I looked around the room. It was the same beige carpet, the same comfortable brown suede couches, the same cream-colored walls. They were decorated with a few paintings that I didn’t remember, but that wasn’t the only thing that made the house seem different. It took me a second to put my finger on it. Things looked the same, but . . . shabbier. The carpet was worn, fraying at the edges, like it wasn’t nailed down properly. The couches were sunken in and droopy, the walls were scuffed, and some of the edges looked like they were yellowing. No one had taken care of this house. Not with the same love and pride we had taken care of it when I was a kid.

Something was wrong. Very wrong. I sat down on the couch, just a foot from the chair. Eli stood next to me.

“Is he . . .”

I couldn’t bear to finish.

“We’ll call him,” my mother said. Her voice was even, but she was wringing her hands. “I’ll have to make a few calls, though. His number isn’t listed.”

I looked at my mother and couldn’t find the words.

“We haven’t spoken in a while.” She frowned and looked away from me.
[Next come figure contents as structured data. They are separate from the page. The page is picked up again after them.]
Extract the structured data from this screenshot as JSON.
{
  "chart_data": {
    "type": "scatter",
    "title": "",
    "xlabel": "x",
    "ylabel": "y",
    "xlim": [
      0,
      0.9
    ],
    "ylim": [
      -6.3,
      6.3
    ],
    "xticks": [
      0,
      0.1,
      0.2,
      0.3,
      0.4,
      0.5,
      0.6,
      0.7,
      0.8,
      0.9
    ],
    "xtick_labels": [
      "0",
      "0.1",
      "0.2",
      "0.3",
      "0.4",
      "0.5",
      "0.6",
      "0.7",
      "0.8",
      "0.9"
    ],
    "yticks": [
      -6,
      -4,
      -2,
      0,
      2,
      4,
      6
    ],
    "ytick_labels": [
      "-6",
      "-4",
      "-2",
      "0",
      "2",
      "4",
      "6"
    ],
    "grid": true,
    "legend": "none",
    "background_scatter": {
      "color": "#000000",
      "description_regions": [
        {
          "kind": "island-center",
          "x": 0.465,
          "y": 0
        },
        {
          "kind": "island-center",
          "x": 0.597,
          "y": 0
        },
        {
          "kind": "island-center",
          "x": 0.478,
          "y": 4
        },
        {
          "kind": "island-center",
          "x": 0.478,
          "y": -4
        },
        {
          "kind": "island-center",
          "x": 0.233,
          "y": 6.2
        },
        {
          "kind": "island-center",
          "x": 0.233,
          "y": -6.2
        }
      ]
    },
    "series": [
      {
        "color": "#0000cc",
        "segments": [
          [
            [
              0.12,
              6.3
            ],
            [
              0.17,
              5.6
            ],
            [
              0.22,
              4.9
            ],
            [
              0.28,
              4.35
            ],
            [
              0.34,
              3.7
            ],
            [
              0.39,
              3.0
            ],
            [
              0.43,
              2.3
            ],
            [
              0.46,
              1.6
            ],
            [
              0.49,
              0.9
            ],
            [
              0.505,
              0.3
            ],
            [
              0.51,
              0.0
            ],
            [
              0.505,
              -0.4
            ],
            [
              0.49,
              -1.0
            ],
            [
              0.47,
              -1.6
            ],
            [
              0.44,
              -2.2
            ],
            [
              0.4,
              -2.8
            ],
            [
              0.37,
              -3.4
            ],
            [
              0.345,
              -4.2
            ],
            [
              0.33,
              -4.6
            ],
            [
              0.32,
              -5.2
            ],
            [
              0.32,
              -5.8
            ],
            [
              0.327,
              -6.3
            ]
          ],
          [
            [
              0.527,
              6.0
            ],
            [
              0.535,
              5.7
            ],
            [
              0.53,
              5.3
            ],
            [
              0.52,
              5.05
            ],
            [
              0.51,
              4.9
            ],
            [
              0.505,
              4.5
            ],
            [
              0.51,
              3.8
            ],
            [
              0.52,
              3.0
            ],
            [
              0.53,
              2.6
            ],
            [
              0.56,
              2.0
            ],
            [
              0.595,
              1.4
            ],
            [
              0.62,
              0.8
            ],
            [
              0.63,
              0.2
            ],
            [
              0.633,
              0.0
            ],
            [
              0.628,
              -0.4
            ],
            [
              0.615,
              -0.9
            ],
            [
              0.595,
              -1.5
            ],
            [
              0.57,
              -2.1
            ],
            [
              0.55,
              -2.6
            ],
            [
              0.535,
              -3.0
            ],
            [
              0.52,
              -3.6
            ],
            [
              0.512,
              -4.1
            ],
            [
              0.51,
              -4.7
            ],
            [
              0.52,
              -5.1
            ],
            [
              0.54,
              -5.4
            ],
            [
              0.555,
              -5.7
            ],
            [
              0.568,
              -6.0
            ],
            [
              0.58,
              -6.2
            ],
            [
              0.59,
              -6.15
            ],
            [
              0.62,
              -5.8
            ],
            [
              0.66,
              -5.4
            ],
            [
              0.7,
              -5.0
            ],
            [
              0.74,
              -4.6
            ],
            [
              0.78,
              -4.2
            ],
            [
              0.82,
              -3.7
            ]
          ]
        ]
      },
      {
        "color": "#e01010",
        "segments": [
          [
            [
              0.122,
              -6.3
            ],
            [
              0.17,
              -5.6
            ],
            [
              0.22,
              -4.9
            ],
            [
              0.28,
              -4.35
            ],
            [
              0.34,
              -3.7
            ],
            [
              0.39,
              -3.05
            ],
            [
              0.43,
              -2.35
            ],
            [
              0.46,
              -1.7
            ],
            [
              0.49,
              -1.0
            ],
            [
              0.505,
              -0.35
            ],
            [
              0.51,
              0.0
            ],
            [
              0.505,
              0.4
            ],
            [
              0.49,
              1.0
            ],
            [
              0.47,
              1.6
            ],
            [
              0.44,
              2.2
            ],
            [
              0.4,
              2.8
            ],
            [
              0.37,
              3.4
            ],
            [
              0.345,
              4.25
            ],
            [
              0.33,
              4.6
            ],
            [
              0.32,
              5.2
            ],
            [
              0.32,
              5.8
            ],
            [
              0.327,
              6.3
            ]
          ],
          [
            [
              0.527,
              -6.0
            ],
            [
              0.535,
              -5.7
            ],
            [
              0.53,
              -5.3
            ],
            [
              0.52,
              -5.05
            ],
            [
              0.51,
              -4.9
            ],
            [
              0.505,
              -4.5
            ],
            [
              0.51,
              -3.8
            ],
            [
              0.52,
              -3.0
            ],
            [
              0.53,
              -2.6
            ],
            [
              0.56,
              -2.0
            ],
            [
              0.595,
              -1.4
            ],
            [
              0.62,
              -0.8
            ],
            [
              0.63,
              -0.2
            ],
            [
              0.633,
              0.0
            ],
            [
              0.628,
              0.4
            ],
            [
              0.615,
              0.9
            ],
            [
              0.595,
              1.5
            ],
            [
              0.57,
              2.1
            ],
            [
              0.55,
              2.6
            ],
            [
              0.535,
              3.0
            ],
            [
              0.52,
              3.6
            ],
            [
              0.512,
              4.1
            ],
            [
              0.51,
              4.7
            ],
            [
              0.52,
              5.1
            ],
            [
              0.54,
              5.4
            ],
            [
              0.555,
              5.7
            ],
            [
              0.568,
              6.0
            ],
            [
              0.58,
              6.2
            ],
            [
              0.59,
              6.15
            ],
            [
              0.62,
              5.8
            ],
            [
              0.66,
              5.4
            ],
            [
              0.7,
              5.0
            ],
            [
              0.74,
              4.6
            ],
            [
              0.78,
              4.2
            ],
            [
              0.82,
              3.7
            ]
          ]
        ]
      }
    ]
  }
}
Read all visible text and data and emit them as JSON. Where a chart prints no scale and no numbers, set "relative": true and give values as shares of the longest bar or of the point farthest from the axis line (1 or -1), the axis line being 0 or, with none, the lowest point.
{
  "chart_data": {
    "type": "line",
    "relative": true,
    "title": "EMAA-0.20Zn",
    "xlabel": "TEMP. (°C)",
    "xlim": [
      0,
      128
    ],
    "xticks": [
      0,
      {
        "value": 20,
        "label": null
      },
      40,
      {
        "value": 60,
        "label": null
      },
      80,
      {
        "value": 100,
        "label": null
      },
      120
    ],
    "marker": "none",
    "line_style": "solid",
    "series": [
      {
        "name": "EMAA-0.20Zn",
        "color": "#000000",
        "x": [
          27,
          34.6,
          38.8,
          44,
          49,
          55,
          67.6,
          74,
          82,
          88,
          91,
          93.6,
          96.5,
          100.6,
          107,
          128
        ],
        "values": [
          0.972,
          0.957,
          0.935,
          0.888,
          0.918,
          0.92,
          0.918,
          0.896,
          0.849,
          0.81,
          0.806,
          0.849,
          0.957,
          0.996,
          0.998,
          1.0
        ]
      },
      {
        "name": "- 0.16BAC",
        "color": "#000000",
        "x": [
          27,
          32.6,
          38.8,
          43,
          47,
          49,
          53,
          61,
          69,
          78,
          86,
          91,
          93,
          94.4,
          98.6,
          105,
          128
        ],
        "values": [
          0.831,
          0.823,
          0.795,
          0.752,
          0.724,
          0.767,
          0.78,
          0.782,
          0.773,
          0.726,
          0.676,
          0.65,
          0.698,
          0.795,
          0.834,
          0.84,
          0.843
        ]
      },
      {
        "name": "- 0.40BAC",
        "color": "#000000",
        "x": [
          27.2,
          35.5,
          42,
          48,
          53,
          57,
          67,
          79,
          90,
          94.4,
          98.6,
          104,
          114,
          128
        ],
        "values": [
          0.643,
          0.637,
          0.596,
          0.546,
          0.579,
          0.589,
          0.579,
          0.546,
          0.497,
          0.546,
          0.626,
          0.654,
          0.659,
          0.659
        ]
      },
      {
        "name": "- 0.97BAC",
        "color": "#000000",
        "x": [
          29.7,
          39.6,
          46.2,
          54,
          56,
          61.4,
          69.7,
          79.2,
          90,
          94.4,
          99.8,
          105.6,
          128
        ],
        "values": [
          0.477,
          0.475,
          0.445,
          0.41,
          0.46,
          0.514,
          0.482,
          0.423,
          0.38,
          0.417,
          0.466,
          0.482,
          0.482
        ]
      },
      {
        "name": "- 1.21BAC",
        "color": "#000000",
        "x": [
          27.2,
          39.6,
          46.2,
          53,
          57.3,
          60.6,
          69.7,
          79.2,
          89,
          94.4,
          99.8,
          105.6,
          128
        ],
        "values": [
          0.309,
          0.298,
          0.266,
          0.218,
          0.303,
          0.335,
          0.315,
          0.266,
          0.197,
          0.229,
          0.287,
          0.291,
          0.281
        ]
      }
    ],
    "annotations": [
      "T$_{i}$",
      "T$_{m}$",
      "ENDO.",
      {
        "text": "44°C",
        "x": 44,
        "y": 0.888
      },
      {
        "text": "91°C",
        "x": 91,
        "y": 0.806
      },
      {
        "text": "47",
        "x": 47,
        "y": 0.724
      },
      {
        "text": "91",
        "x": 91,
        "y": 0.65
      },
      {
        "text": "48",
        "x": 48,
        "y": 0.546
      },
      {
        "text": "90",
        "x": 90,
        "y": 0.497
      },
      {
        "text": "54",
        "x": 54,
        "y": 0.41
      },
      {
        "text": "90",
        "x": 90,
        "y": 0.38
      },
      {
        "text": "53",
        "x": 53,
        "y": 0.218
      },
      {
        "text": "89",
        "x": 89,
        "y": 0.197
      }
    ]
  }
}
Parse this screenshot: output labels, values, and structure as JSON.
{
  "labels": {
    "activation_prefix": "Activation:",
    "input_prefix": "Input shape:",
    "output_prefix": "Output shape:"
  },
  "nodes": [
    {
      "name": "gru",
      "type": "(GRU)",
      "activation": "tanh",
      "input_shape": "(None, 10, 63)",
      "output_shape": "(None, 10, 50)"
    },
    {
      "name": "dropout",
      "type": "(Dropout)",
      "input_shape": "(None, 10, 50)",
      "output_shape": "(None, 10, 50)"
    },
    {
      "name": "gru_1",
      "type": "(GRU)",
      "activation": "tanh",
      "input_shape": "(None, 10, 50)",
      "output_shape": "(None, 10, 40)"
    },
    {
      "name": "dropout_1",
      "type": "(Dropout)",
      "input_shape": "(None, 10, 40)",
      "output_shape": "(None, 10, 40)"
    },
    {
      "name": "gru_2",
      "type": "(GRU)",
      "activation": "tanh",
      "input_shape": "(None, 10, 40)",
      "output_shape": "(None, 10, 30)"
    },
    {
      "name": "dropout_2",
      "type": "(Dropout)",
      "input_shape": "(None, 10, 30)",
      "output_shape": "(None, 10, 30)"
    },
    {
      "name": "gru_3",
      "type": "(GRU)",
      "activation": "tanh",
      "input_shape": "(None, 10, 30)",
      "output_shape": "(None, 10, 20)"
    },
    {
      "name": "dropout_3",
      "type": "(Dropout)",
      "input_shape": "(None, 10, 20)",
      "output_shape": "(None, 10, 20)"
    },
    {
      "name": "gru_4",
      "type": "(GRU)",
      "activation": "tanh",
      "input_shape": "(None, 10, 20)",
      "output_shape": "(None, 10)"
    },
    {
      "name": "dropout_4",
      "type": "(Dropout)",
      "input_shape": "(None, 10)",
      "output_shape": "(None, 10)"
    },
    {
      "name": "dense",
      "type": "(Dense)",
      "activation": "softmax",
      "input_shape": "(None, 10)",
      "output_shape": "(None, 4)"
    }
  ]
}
I could tell she was understating, that “a while” meant “years.”

“What happened?” Eli asked, and for once I felt grateful that he wasn’t the type of person to just dance around the issue. It didn’t matter if my mom looked small and fragile. He could still ask the hard questions.

“Your father and I got an annulment,” my mother said.

At first I couldn’t speak. I didn’t think of my mom and dad separately. I thought of them as a unit, as my parents. How could they be apart?

“When?” I asked, because the real issue was how this happened and whether I could fix it.